JUDGE SESSIONS: But you see, one of the factors--

JUDGE MURPHY: Judge Sessions, you know Judge Castillo's been waiting to ask a question. I mean -- Judge Castillo.

JUDGE SESSIONS: No, I was going to debate him in this particular issue, but I'll remain quiet.

MR. FELMAN: Inasmuch as you vote and I don't, I think you win.

JUDGE SESSIONS: I have life tenure and--

JUDGE MURPHY: Judge Castillo.

JUDGE CASTILLO: I didn't mean to generate all this broad philosophical debate, so I'm sorry if I did. And Jim, I just have to say I don't consider the crack issue dead by any means. But here's my question. And it's directed at anyone. Hasn't any of the Department's concerns about low-end fraud offenders already been taken care of with the new restrictions on the use of correctional--community correctional centers? Hasn't that already accomplished, sort of through the back door what was not accomplished through the front door of a guideline amendment?

MR. MERCER: Do you want me to address that or is--

JUDGE CASTILLO: Anyone can address that.

MR. MERCER: You know, the directive to Ms. Sawyer [ph] deals with zone C and zone D offenders. So we start, I think by looking at those offenses that don't, under the current system, end up in either C or D, and there are plenty of them. And they sort of are the start of our concerns about the current system. As all of our statements over time have indicated, we're at a point now where a $30,000 fraud loss, something up to $29,999 is in the zero to six range. And that range we know, I was fascinated by Mr. Felman's comment that a significant number of folks are incarcerated, maybe it was Professor Bowman's argument that a significant number of people are incarcerated even though they're eligible for straight probationary sentences. And I'd be fascinated to know how many zone A offenders have been incarcerated over the last year or so. I don't think it's very many. And the Directive to Ms. Hawk [ph] isn't going to have any effect on zone A.

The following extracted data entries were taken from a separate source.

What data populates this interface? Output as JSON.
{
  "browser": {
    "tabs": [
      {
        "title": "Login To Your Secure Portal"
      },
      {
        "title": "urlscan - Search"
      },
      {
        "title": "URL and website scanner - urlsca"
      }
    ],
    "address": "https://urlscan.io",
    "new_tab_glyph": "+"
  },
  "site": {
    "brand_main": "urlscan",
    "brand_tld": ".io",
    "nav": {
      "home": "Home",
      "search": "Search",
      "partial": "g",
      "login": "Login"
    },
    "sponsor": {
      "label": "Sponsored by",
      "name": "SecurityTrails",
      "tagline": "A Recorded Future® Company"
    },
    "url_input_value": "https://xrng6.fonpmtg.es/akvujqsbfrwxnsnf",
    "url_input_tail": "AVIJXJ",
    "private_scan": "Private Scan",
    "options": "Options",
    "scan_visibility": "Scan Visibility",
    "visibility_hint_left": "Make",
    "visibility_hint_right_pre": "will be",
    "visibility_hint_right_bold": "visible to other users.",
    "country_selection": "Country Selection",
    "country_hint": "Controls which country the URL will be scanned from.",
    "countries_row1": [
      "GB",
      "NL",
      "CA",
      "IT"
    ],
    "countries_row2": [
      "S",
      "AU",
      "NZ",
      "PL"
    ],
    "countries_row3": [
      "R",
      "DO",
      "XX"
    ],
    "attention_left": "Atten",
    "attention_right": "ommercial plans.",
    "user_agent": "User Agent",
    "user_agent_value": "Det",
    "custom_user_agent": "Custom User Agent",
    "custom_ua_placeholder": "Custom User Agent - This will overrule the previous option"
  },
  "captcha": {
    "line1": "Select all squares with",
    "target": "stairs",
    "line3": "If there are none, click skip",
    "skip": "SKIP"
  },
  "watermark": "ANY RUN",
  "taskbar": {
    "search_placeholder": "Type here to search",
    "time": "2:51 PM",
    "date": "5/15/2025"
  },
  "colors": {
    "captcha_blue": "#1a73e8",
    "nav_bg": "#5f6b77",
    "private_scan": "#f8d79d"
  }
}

This brings back the point that I think the Sentencing Reform Act got at and that Justice Briar got at in that law review article, the whole notion of what the Commission did in that initial set of guidelines was to say we want to make sure that fraud defendants are subjected to some form of incapacitation and we've created now there this system of up to $30,000 loss, assuming the people are pleading guilty and getting acceptance responsibility, those folks are all zone A, all zero 6.

Then we turn to zone B, the loss amount of $30,000 to $70,000 under 2B1.1. It puts people into zone B, assuming they're pleading guilty. So the directive from the Deputy Attorney General has no force and effect on any guideline case where the loss is up to $70,000 and the defendant has plead guilty.

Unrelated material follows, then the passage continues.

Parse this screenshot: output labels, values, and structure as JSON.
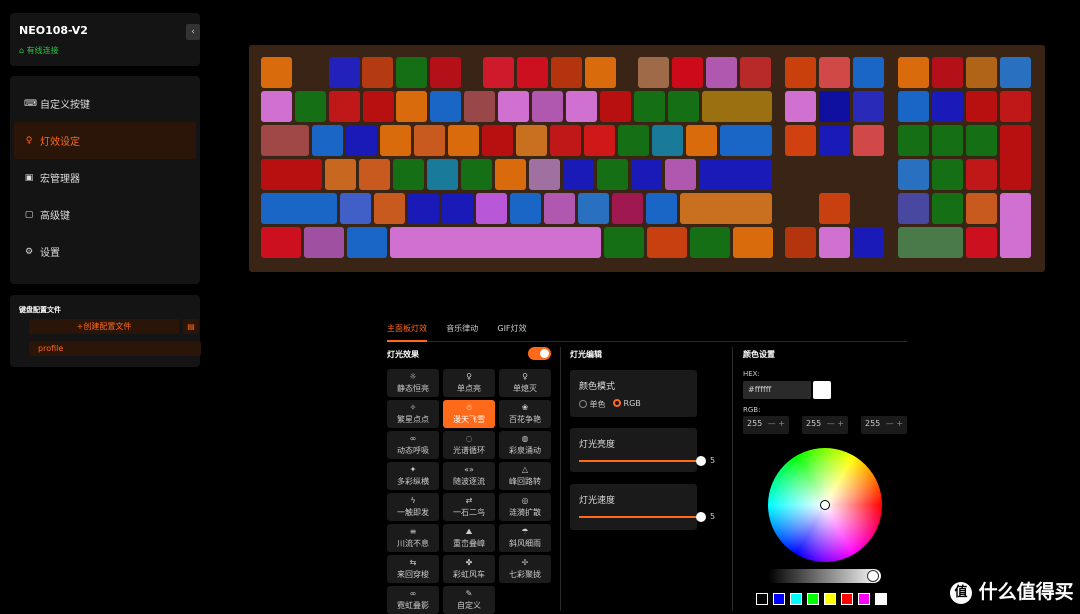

That then takes us to the $70,000 and above category and it is certainly the Department's view that while that directive will apply to the Bureau of Prisons, there are plenty of significant public reasons, given my discussion with Professor O'Neill, Commissioner O'Neill in terms of general deterrents and just desserts that suggests to the Department that the directive to Ms. Sawyer isn't going to have any substantial effect on achieving what the Department's proposal seeks.

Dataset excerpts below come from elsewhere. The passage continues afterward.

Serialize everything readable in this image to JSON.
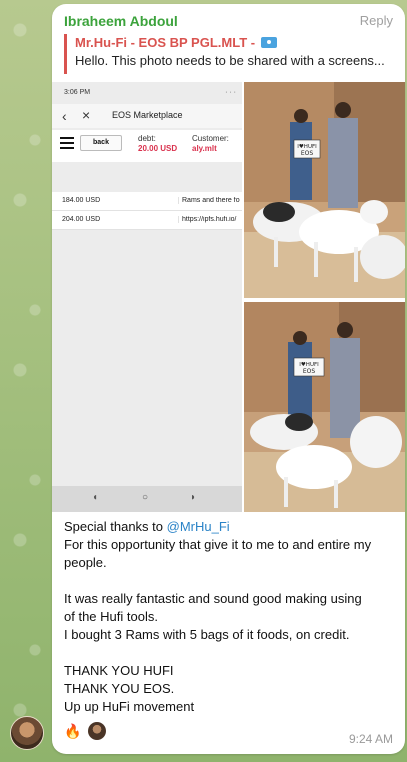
{
  "message": {
    "sender": "Ibraheem Abdoul",
    "reply_label": "Reply",
    "quote": {
      "author": "Mr.Hu-Fi - EOS BP PGL.MLT - ",
      "text": "Hello.  This photo needs to be shared with a screens..."
    },
    "phone_screenshot": {
      "status_time": "3:06 PM",
      "status_icons": "· · ·",
      "title": "EOS Marketplace",
      "back_button": "back",
      "debt_label": "debt:",
      "debt_value": "20.00 USD",
      "customer_label": "Customer:",
      "customer_value": "aly.mlt",
      "rows": [
        {
          "amount": "184.00 USD",
          "note": "Rams and there fo"
        },
        {
          "amount": "204.00 USD",
          "note": "https://ipfs.hufi.io/"
        }
      ]
    },
    "photo_sign": "I ♥ HUFI EOS",
    "body": [
      {
        "prefix": "Special thanks to ",
        "mention": "@MrHu_Fi"
      },
      {
        "text": "For this opportunity that give it to me to and entire my"
      },
      {
        "text": "people."
      },
      {
        "text": ""
      },
      {
        "text": " It was really fantastic and sound good  making using"
      },
      {
        "text": "of the Hufi tools."
      },
      {
        "text": " I bought 3 Rams with  5 bags of it foods, on credit."
      },
      {
        "text": ""
      },
      {
        "text": " THANK YOU HUFI"
      },
      {
        "text": "THANK YOU EOS."
      },
      {
        "text": "Up up HuFi movement"
      }
    ],
    "reaction_emoji": "🔥",
    "time": "9:24 AM"
  }
}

JUDGE MURPHY: I'm going to take the prerogative of the chair now to thank all of you. You obviously have all put a lot of thought into what you said here. Very eloquent statements, and very much to the point, you're all very familiar with the nature of our work and what we're faced with here and hopefully you understand that we're trying to do the best we can. And we aren't sure how we're going to resolve our task next month. But you've given us a lot to think about here and we thank you very much.